Model-free Approximate RL

Overview

Now we leave the tabular comfort zone. Key aims: reinterpret TD/Q updates as stochastic optimization, understand why deep Q-learning needs stabilizers, tame policy gradient variance, and see how entropy-regularized RL links back to probabilistic inference.

Figure 1: MDP studied in . Each arrow marks a (deterministic) transition and is labeled with \((\text{action},\text{reward})\).

TD/Q as stochastic optimization

Parametrize value/Q with \(\theta\) and fit the Bellman equation in least-squares form.
Per-sample TD loss: \(\ell(\theta)=\tfrac{1}{2}\big(r+\gamma V(x';\theta^-) - V(x;\theta)\big)^2\) with target network \(\theta^-\) frozen for stability; gradient \(\nabla_\theta \ell = (V(x;\theta)-y)\nabla_\theta V(x;\theta)\).
Function approximation + bootstrapping + off-policy = “deadly triad” ⇒ convergence no longer guaranteed, so we need heuristics (replay buffers, target networks, clipping, etc.).

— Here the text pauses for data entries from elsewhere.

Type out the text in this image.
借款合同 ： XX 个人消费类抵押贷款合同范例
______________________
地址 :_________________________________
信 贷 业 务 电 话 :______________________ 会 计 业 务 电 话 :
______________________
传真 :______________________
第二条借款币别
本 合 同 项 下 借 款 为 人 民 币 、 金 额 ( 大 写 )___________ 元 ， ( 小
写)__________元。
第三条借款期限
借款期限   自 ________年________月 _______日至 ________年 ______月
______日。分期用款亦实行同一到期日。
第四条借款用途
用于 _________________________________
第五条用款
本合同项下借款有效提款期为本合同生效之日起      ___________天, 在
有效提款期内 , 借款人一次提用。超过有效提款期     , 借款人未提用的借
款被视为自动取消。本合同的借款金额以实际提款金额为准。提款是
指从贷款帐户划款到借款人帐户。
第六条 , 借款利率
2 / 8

Deep Q-Network (DQN) family

Replay buffer \(\mathcal{D}\) makes samples approximately IID.
Target network updates every \(K\) steps.
Loss: \(\mathcal{L}_{\mathrm{DQN}}=\tfrac{1}{2}\mathbb{E}_{(x,a,r,x')\sim\mathcal{D}}\big[r+\gamma\max_{a'}Q(x',a';\theta^{-})-Q(x,a;\theta)\big]^2\).
Maximization bias: \(\max\) of noisy estimates overestimates true values. Double DQN fixes this via decoupled action selection/evaluation: target \(r + \gamma Q(x',\arg\max_{a'}Q(x',a';\theta);\theta^{-})\); side-by-side sweep below shows the over-optimism gap.

Figure 2: Maximization bias: greedy Q-learning overestimates values (red), while Double Q-learning (blue) reduces the bias.

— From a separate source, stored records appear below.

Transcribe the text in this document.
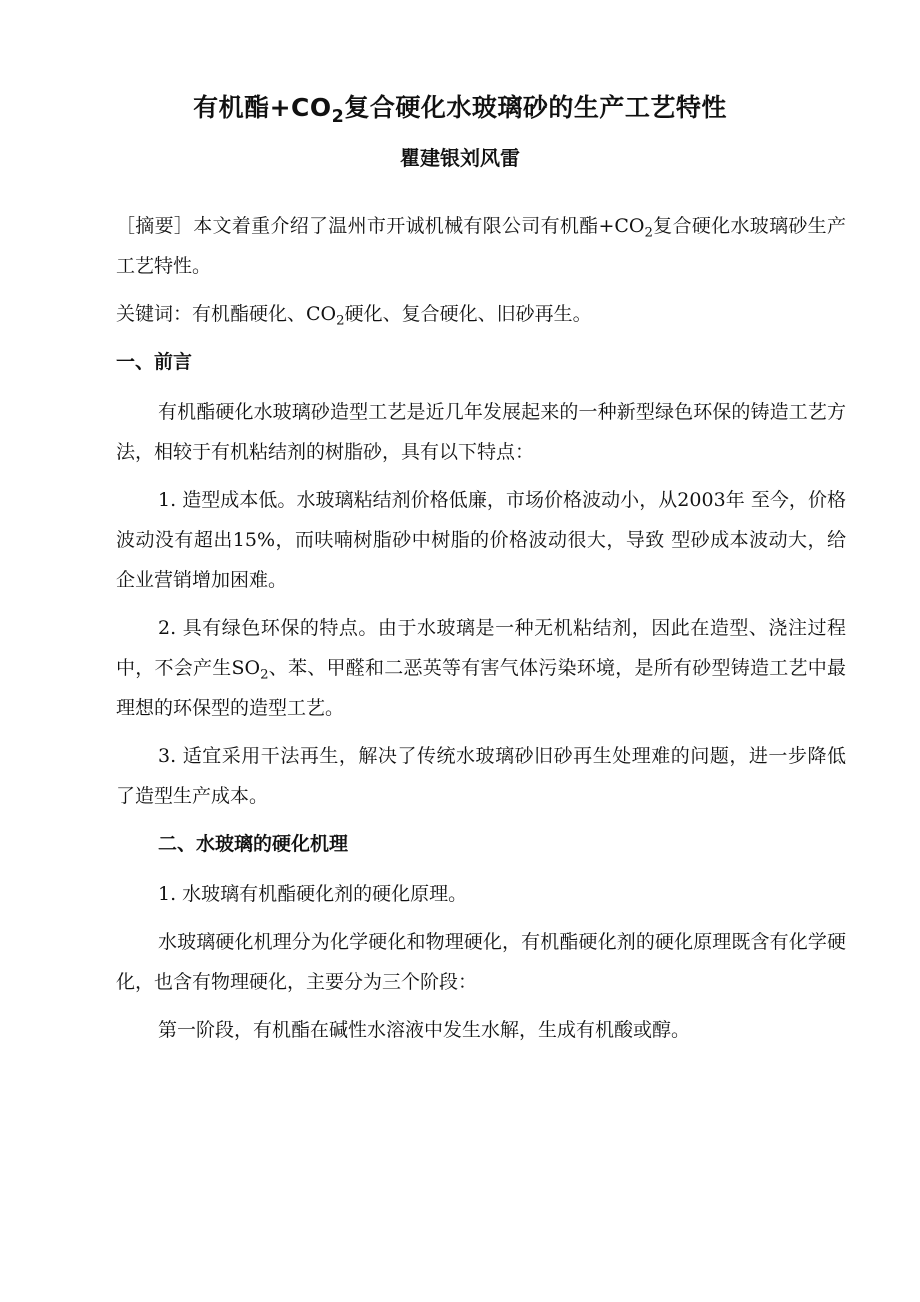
有机酯$+CO_2$复合硬化水玻璃砂的生产工艺特性
瞿建银刘风雷

［摘要］本文着重介绍了温州市开诚机械有限公司有机酯$+CO_2$复合硬化水玻璃砂生产工艺特性。

关键词：有机酯硬化、$CO_2$硬化、复合硬化、旧砂再生。

一、前言

有机酯硬化水玻璃砂造型工艺是近几年发展起来的一种新型绿色环保的铸造工艺方法，相较于有机粘结剂的树脂砂，具有以下特点：

1. 造型成本低。水玻璃粘结剂价格低廉，市场价格波动小，从2003年 至今，价格波动没有超出15%，而呋喃树脂砂中树脂的价格波动很大，导致 型砂成本波动大，给企业营销增加困难。

2. 具有绿色环保的特点。由于水玻璃是一种无机粘结剂，因此在造型、浇注过程中，不会产生$SO_2$、苯、甲醛和二恶英等有害气体污染环境，是所有砂型铸造工艺中最理想的环保型的造型工艺。

3. 适宜采用干法再生，解决了传统水玻璃砂旧砂再生处理难的问题，进一步降低了造型生产成本。

二、水玻璃的硬化机理

1. 水玻璃有机酯硬化剂的硬化原理。

水玻璃硬化机理分为化学硬化和物理硬化，有机酯硬化剂的硬化原理既含有化学硬化，也含有物理硬化，主要分为三个阶段：

第一阶段，有机酯在碱性水溶液中发生水解，生成有机酸或醇。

Companion tricks: dueling networks, prioritized replay, distributional RL, noisy nets — all to stabilize training or encourage exploration.

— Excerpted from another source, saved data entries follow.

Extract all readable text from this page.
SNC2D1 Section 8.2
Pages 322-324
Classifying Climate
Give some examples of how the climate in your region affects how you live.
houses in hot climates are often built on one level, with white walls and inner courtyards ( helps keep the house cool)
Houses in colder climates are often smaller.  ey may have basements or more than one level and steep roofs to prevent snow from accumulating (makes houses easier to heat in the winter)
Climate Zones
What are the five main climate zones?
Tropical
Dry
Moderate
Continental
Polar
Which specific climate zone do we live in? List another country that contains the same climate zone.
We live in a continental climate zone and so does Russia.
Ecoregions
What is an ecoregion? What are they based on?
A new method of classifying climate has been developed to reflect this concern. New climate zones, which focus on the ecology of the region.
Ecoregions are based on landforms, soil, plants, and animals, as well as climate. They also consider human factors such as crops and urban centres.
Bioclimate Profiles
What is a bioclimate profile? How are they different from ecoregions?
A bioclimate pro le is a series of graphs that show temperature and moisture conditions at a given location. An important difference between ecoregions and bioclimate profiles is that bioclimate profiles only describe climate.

Vanilla policy gradients (REINFORCE)

Objective \(J(\varphi)=\mathbb{E}_{\tau\sim\pi_\varphi}\big[\sum_{t\ge0}\gamma^t r_t\big]\).
Score-function gradient (Lemma 12.5): \(\nabla_{\varphi}J = \mathbb{E}_{\tau}\big[\sum_{t} \gamma^t G_{t:T}\,\nabla_{\varphi}\log\pi_{\varphi}(a_t\mid s_t)\big]\).
Baselines (Lemma 12.6): subtract \(b_t\) independent of \(a_t\) (state-dependent baselines yield downstream returns form) to cut variance.
REINFORCE (Alg. 12.2): Monte Carlo gradient ascent; unbiased but high variance, sensitive to learning-rate choice and can stall in local optima.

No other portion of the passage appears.